Down in Hood River, Oregon, barrels of whiskey sit stored inside a picturesque old red barn on Phil Downer and Sasha Muir’s farm. The couple didn’t exactly foresee that buying the farm would be the first step in starting their distillery, Wanderback Whiskey.

The pieces were there but it took a little bit of time to put them together. A native to Newfoundland — the most northeastern Canadian province where Scottish ancestry is common — Downer was always partial to a good Scotch whisky.

“It’s a super complex spirit, [there’s] a huge difference between good and bad whiskey,” Downer says.

“Not only do the good ones taste really good and complex and interesting but there’s so much to know about each whiskey or each distillery or each process,” Muir adds.

Downer and Muir fell in love with Hood River after visiting friends who would head down for the wind sports. The gorge is a striking area, the river cuts through the land and then the mountains are there,” Downer says. “Eventually I convinced Sash fairly soon after we were married to buy property there.”

They ended up buying one of the first places they looked at — a farm on 20-acres of land with an apple and cherry orchard, plus an old barn to boot. When Downer started to look into whiskey making, he soon found that the farm and its setting would be perfect for growing barley and aging whiskey. Barley can grow most places but people are finding that it grows particularly well in the Northwest with its temperate climate, he explains. The mild winters and warm summers also makes an excellent climate for the aging process.

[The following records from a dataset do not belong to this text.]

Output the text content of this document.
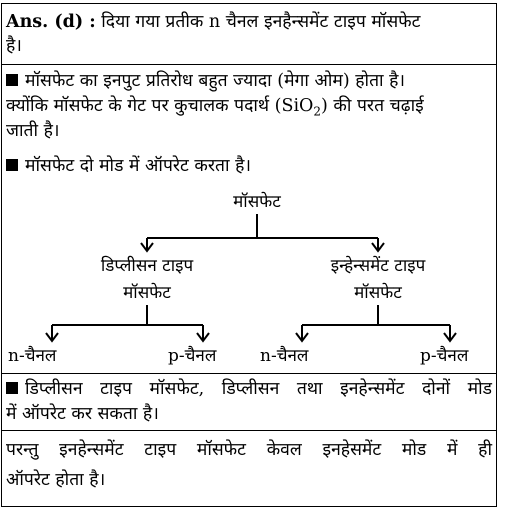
Ans. (d) : दिया गया प्रतीक n चैनल इनहैन्समेंट टाइप मॉसफेट
है।
मॉसफेट का इनपुट प्रतिरोध बहुत ज्यादा (मेगा ओम) होता है।
क्योंकि मॉसफेट के गेट पर कुचालक पदार्थ (SiO$_2$) की परत चढ़ाई
जाती है।
मॉसफेट दो मोड में ऑपरेट करता है।
मॉसफेट
डिप्लीसन टाइप
मॉसफेट
इन्हेन्समेंट टाइप
मॉसफेट
n-चैनल	p-चैनल	n-चैनल	p-चैनल
डिप्लीसन टाइप मॉसफेट, डिप्लीसन तथा इनहेन्समेंट दोनों मोड
में ऑपरेट कर सकता है।
परन्तु इनहेन्समेंट टाइप मॉसफेट केवल इनहेसमेंट मोड में ही
ऑपरेट होता है।
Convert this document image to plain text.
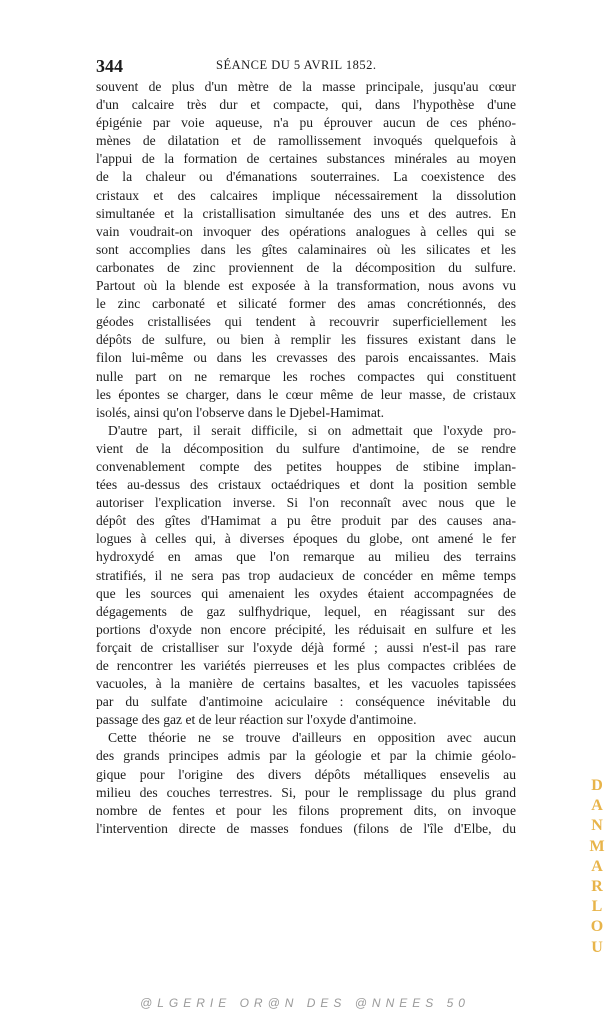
344	SÉANCE DU 5 AVRIL 1852.
souvent de plus d'un mètre de la masse principale, jusqu'au cœur
d'un calcaire très dur et compacte, qui, dans l'hypothèse d'une
épigénie par voie aqueuse, n'a pu éprouver aucun de ces phéno-
mènes de dilatation et de ramollissement invoqués quelquefois à
l'appui de la formation de certaines substances minérales au moyen
de la chaleur ou d'émanations souterraines. La coexistence des
cristaux et des calcaires implique nécessairement la dissolution
simultanée et la cristallisation simultanée des uns et des autres. En
vain voudrait-on invoquer des opérations analogues à celles qui se
sont accomplies dans les gîtes calaminaires où les silicates et les
carbonates de zinc proviennent de la décomposition du sulfure.
Partout où la blende est exposée à la transformation, nous avons vu
le zinc carbonaté et silicaté former des amas concrétionnés, des
géodes cristallisées qui tendent à recouvrir superficiellement les
dépôts de sulfure, ou bien à remplir les fissures existant dans le
filon lui-même ou dans les crevasses des parois encaissantes. Mais
nulle part on ne remarque les roches compactes qui constituent
les épontes se charger, dans le cœur même de leur masse, de cristaux
isolés, ainsi qu'on l'observe dans le Djebel-Hamimat.
D'autre part, il serait difficile, si on admettait que l'oxyde pro-
vient de la décomposition du sulfure d'antimoine, de se rendre
convenablement compte des petites houppes de stibine implan-
tées au-dessus des cristaux octaédriques et dont la position semble
autoriser l'explication inverse. Si l'on reconnaît avec nous que le
dépôt des gîtes d'Hamimat a pu être produit par des causes ana-
logues à celles qui, à diverses époques du globe, ont amené le fer
hydroxydé en amas que l'on remarque au milieu des terrains
stratifiés, il ne sera pas trop audacieux de concéder en même temps
que les sources qui amenaient les oxydes étaient accompagnées de
dégagements de gaz sulfhydrique, lequel, en réagissant sur des
portions d'oxyde non encore précipité, les réduisait en sulfure et les
forçait de cristalliser sur l'oxyde déjà formé ; aussi n'est-il pas rare
de rencontrer les variétés pierreuses et les plus compactes criblées de
vacuoles, à la manière de certains basaltes, et les vacuoles tapissées
par du sulfate d'antimoine aciculaire : conséquence inévitable du
passage des gaz et de leur réaction sur l'oxyde d'antimoine.
Cette théorie ne se trouve d'ailleurs en opposition avec aucun
des grands principes admis par la géologie et par la chimie géolo-
gique pour l'origine des divers dépôts métalliques ensevelis au
milieu des couches terrestres. Si, pour le remplissage du plus grand
nombre de fentes et pour les filons proprement dits, on invoque
l'intervention directe de masses fondues (filons de l'île d'Elbe, du
D
A
N
M
A
R
L
O
U
@LGERIE OR@N DES @NNEES 50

Wanderback’s first release of whiskey — which was made in partnership with Seattle’s Westland Distillery — featured four barley malts from Washington. The husband-and-wife-team aged their first batch in new American oak barrels but decided to change it up for the second batch.

If you age [whiskey] in a barrel you allow the spirit to go in and out of the wood, it interacts with itself, the wood component, the sugars and the fibrous components of the wood and oxygen,” Downer says. “Over time it creates new compounds, gets rid of others and it really has an amazing magical way of mellowing the tastes.”

The second batch was aged in the barn on their Hood River farm in former Nicaraguan rum barrels, lending a tropical flavor to the whiskey.

Downer and Muir are in the midst of sorting out their third release which they hope to have out by this time next year. Unlike the first two batches this one won’t be made with Westland, the only hint they would give was that it was not a Northwest distillery.

Muir explains that rather than having a flagship whiskey, each release will have its own bottle design, its own story and finish and once it’s gone, it’s gone. Downer says he likes the finiteness of the small batch model.

Part of what the couple loves about the business is the chance to seek out and meet new people, create new friendships and memories but always being able to return home to their Hood River farm — it’s what inspired the name for their business, Wanderback.

This whiskey is a complement to and an augmenter of a lifestyle that we have down here in this area,” Downer says. “We hike, we sail, we do whatever and then we come back in the evenings to share those stories and generally enjoy some whiskey.”